In a remarkable advancement in the field of physics, Li, a professor at the University of Michigan, has collaborated with an international team of scientists to uncover a puzzling phenomenon known as quantum oscillations. This discovery, recently published in the prestigious Physical Review Letters, has captivated the attention of the scientific community. Although Li expresses a desire for immediate applications of the findings, he acknowledges that the research continues to push those dreams further out of reach. "What we've found is still really bizarre and exciting," he remarked.
The research, supported by the U.S. National Science Foundation and the U.S. Department of Energy, centers around the effect of quantum oscillations, which typically occurs in metals. In these materials, electrons behave akin to tiny springs, vibrating in response to external magnetic fields. By adjusting the strength of these magnetic fields, scientists can influence the oscillation frequency of these electron springs. Interestingly, recent studies have revealed that similar quantum oscillations can also occur in insulators—materials traditionally known for their inability to conduct electricity or heat. This groundbreaking revelation has sparked intense debate among researchers regarding whether these oscillations arise from the surface of the materials or from their internal structure, known as the bulk.
If it is determined that the oscillations originate from the surface, the implications for future technologies could be significant. Topological insulators, for example, are materials that can conduct electricity on their surfaces while remaining insulating internally. These materials are already under investigation for their potential applications in next-generation electronic, optical, and quantum devices. To delve deeper into this mystery, Li and his collaborators utilized the National Magnetic Field Laboratory, home to the world's most powerful magnets. Their experiments provided compelling evidence that the oscillations do not merely occur at the surface; rather, they are intrinsic properties derived from the bulk of the material itself. "I wish I knew what to do with that, but at this stage, we have no idea," Li admitted. "What we have right now is experimental evidence of a remarkable phenomenon, and hopefully, we'll eventually discover how to harness it."
The study was a collaborative effort involving over a dozen scientists from six institutions across the United States and Japan. Notable contributors included research fellow Kuan-Wen Chen and graduate students Yuan Zhu, Guoxin Zheng, Dechen Zhang, Aaron Chan, and Kaila Jenkins from the University of Michigan. For years, scientists have sought answers to fundamental questions regarding the origin of carriers in this exotic insulator: Are they derived from the bulk or the surface, and are they intrinsic or extrinsic? Chen expressed excitement at providing clear evidence that the oscillations are indeed bulk and intrinsic.
Li characterizes this finding as part of a new duality in physics. The traditional duality, recognized over a century ago, revealed that light and matter can function as both waves and particles. This pivotal discovery transformed the landscape of physics, leading to innovations such as solar cells and electron microscopes. The new duality, as described by Li, pertains to materials that exhibit behaviors characteristic of both conductors and insulators.

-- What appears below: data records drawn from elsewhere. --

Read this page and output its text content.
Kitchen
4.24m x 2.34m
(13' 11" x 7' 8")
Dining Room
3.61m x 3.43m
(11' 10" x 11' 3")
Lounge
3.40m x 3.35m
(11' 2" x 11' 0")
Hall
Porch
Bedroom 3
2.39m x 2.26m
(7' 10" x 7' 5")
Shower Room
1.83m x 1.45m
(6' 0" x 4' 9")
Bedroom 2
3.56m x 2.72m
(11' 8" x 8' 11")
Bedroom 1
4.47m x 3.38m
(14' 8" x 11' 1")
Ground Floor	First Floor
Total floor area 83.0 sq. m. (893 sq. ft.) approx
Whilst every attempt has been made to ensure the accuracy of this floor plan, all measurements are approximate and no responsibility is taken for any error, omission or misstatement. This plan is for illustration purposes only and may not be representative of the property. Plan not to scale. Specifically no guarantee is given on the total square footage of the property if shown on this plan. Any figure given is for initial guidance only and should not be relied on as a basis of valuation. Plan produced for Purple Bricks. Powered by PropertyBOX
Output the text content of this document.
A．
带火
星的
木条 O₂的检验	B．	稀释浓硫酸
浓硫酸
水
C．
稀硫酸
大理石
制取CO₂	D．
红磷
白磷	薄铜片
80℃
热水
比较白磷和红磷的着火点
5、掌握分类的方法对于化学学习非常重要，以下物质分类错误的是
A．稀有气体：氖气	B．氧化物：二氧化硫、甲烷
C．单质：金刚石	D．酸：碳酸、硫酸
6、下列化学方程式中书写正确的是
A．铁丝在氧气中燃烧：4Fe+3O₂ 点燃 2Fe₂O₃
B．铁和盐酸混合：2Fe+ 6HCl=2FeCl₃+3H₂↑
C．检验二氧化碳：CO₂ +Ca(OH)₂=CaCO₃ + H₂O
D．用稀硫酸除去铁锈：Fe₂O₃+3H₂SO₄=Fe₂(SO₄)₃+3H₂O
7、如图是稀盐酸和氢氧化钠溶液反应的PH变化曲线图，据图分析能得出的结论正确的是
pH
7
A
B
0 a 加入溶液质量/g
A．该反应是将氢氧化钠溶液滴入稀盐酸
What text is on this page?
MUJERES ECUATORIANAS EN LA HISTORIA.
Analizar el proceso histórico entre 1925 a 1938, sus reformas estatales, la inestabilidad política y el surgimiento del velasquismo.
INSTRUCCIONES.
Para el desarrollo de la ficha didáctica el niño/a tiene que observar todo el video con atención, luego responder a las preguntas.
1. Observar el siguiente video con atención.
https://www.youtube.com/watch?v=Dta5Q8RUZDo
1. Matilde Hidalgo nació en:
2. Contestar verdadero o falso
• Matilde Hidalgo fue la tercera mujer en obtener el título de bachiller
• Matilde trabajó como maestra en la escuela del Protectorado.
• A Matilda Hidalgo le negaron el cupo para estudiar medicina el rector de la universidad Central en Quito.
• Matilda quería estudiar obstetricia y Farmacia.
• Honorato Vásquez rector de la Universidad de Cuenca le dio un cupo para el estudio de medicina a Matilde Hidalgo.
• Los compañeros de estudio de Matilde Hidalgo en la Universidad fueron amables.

His team investigated this phenomenon using a compound known as ytterbium boride (YbB12) within an extraordinarily powerful magnetic field of 35 Tesla—approximately 35 times stronger than that of a typical hospital MRI machine. "We're demonstrating that the simplistic notion of a surface with good conduction suitable for electronics is fundamentally flawed," Li elaborated. "It's the entire compound that behaves like a metal, despite being classified as an insulator."
While this metal-like behavior is only observable under extreme magnetic conditions, the findings raise critical questions about material behavior at the quantum level. "Confirming that the oscillations are bulk and intrinsic is thrilling," noted Zhu. "However, we still do not know what kind of neutral particles are responsible for this observation. We hope our findings will inspire further experimental and theoretical investigations." This project received additional support from esteemed organizations including the Institute for Complex Adaptive Matter, the Gordon and Betty Moore Foundation, the Japan Society for the Promotion of Science, and the Japan Science and Technology Agency.